Сэм звучал все ближе, это уже было хорошо, но теперь у меня не было никакой возможности общаться с ним. Я барахтался в этих зеленых вечных миазмах, колотя руками по кустистым своим палачам, и у меня зародилась дикая сумасшедшая мысль вернуться обратно к отелю, попросить у мистера Переса его мачете и отплатить зеленым сволочам тем же, что они заставили меня пережить. Они не смягчились. Я рвал их всем, что у меня было: руками, здоровой ногой, просто ненавистью. Насекомые жужжали вокруг меня нарастающим облаком, они садились мне на лицо и плавали у меня в глазах, но, по крайней мере, они были настолько милосердны, что не жалили меня.

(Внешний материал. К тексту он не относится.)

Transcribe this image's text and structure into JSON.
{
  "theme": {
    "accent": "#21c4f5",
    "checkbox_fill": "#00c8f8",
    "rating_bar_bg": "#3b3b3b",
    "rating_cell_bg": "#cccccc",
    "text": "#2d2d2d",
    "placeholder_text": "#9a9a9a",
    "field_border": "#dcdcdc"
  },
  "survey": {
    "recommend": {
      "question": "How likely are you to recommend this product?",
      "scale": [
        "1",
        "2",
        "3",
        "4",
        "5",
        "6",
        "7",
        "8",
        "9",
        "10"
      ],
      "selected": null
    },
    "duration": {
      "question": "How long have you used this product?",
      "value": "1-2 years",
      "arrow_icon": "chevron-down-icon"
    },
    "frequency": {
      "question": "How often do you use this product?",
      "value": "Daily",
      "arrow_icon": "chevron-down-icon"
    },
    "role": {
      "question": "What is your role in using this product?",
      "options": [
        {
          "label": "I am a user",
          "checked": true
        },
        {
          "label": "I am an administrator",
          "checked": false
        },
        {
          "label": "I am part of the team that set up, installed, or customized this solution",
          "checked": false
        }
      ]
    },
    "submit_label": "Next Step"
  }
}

Я услышал хлопок пистолета. Кто-то прожигал тропку слева от меня.
Грохот раздавался прямо впереди. Сэм. Я рванулся, спотыкаясь, вперед, упал, подавил страшное ругательство и снова пополз вперед. Сэм был рядом, но я по-прежнему его не слышал. Моя нога подвернулась в какой-то ямке, несколько секунд я просто шипел, пока раскаленные добела шпильки боли простреливали меня. Но вскоре я опять прорывался вперед своим телом, прорубая тропинку в листве, продираясь к тому, что казалось мне звуками мотора. Я продвигался черепашьими шагами.
Наконец я сдался. В ногу вернулась острая пульсирующая боль, которая посылала заряды живого огня вверх по ноге. Я повалился назад от всего этого – от жары, усталости, боли. Я выкопал из рукава пушку и лег, поджидая, а влажная листва лизала мне лицо. Мне было наплевать, я просто лежал так и ждал, глаза отдыхали на завесе зеленых темных листьев. Сэм все приближался, приближался. Я попытался сесть, понял, что могу это сделать, и посмотрел вокруг.
Что-то выскочило из джунглей прямо позади меня. Я повернулся и понял, что сижу как раз перед левым передним роллером Сэма. Он остановился как раз на том месте, где была моя голова минуту назад. Мотор снова взревел, роллер стал двигаться, и я бешено заколотил по брызговику со всей силы.
– Джейк? – раздался голос Сэма из динамика внешней связи.
– Да!!!
Люк открылся, и я мучительно медленно втянулся вверх внутрь.
Я упал на пол возле сиденья стрелка.
– О господи! – сказала Дарла над моей головой.
Я перекатился и увидел ее лицо, один из самых лучших пастельных рисунков господа бога.
– Привет.
– Где, черт возьми, ты шлялся, парень? – приструнил меня Сэм.
– Там, сорняки в саду полол. Дайте мне... а-а-а-а!
– Осторожно, – сказала Дарла. – О, твоя нога...
С небольшой помощью я встал и плюхнулся на переднее сиденье. Сэм катился влево, прокатывая, словно укладчиком, зеленую стену.
– Там есть ручей. Ага, тут неровный грунт. Наверное...
Мы не видели этого человека, одного из наших преследователей, пока не оказались на нем. У него еще было время повернуть голову и успеть сообразить, что ему угрожает опасность, когда мы переехали его. У него не было уже времени закричать. Дарла тоненько вскрикнула и приложила руку ко рту.
Немного помолчав, Сэм сказал:
– Ну, поехали.
Мы перевалились со звоном через набережную, поскользнулись и плюхнулись в мелкую речку, по дну которой была разбросана полированная галька. Сэм осторожно спустил свой хвост в ручей. Я услышал, как переднее сидение-гармошка сказало КРРАХ, когда его выгнули до пределов. Сэм резко повернулся влево и зашлепал по дну реки, подскакивая на гальке, а наши кости и зубы медленно превращались от тряски в порошок.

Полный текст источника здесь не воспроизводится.